The Rococo movement is known for its perfectionist approach to subject matter in which beauty and idealization are emphasized over natural appearances. Art of the Rococo period reflects traditional Rococo philosophy which includes simplicity, purity of line and form, curvilinear rhythms, and classical subject matter. There are many artists who lived and worked during the Rococo era whose work I admire greatly. However, there are two who have had immense influence over my artistic philosophy and visual style.

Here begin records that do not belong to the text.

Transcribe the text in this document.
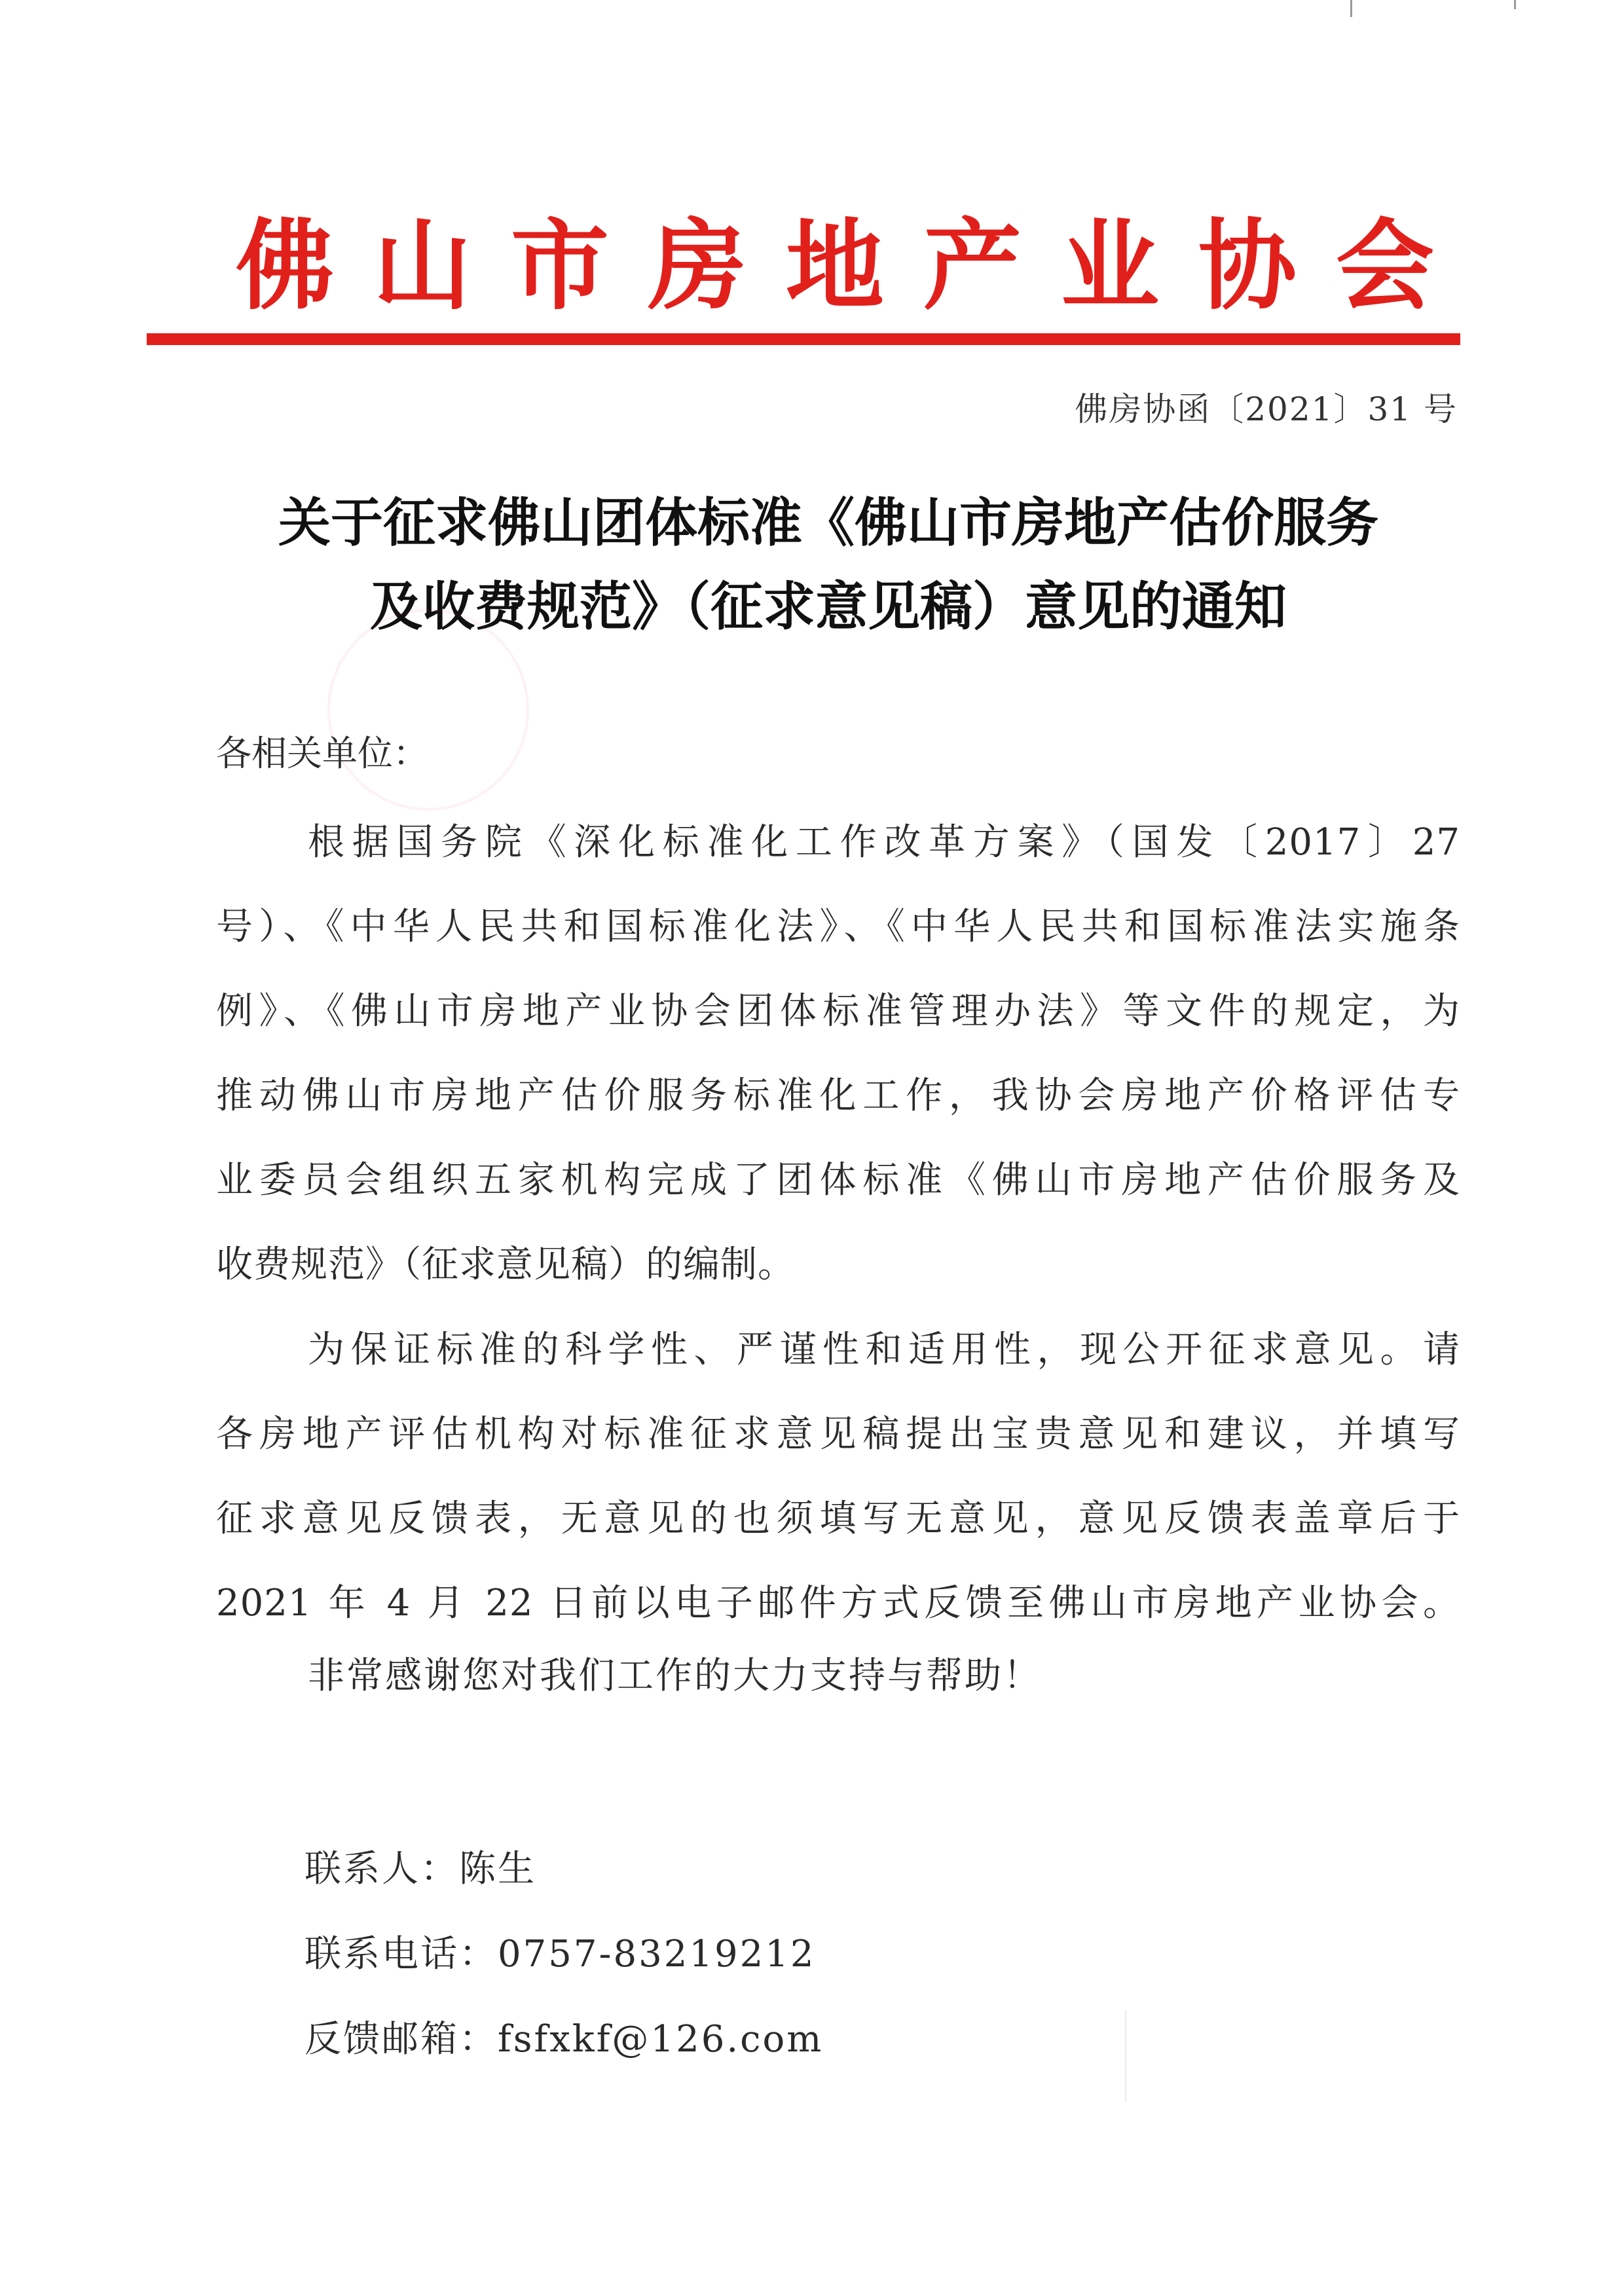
佛 山 市 房 地 产 业 协 会
佛房协函〔2021〕31 号
关于征求佛山团体标准《佛山市房地产估价服务
及收费规范》（征求意见稿）意见的通知
各相关单位：
根据国务院《深化标准化工作改革方案》（国发〔2017〕27
号）、《中华人民共和国标准化法》、《中华人民共和国标准法实施条
例》、《佛山市房地产业协会团体标准管理办法》等文件的规定，为
推动佛山市房地产估价服务标准化工作，我协会房地产价格评估专
业委员会组织五家机构完成了团体标准《佛山市房地产估价服务及
收费规范》（征求意见稿）的编制。
为保证标准的科学性、严谨性和适用性，现公开征求意见。请
各房地产评估机构对标准征求意见稿提出宝贵意见和建议，并填写
征求意见反馈表，无意见的也须填写无意见，意见反馈表盖章后于
2021 年 4 月 22 日前以电子邮件方式反馈至佛山市房地产业协会。
非常感谢您对我们工作的大力支持与帮助！
联系人：陈生
联系电话：0757-83219212
反馈邮箱：fsfxkf@126.com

I became aware of Francois Boucher and Antonio Canova around more or less the same time and was immediately captivated by the use of line, form and colour. If one had to describe their work in a single word… perfection. The paintings of Francois Boucher primarily show classical subject matter in which scenes of men and women are combined with figures taken from ancient Greek mythology (Venus, Cupid, Eros, Diana, etc.). His canvases are vibrant and full of life, and his brushwork is hypnotizing. Boucher’s colour palette is bright yet subdued in typical French manner. His works seem to live in a world of silver light which emanates throughout each piece. The sculpture of Antonio Canova must be seen to be believed. His line is incredibly vibrant and full of life and his use of form is sheer perfection. The Kimbell Art Museum here in Fort Worth has one of his pieces in its permanent collection. Each time I stand before it I fully expect her to come to life and look at me.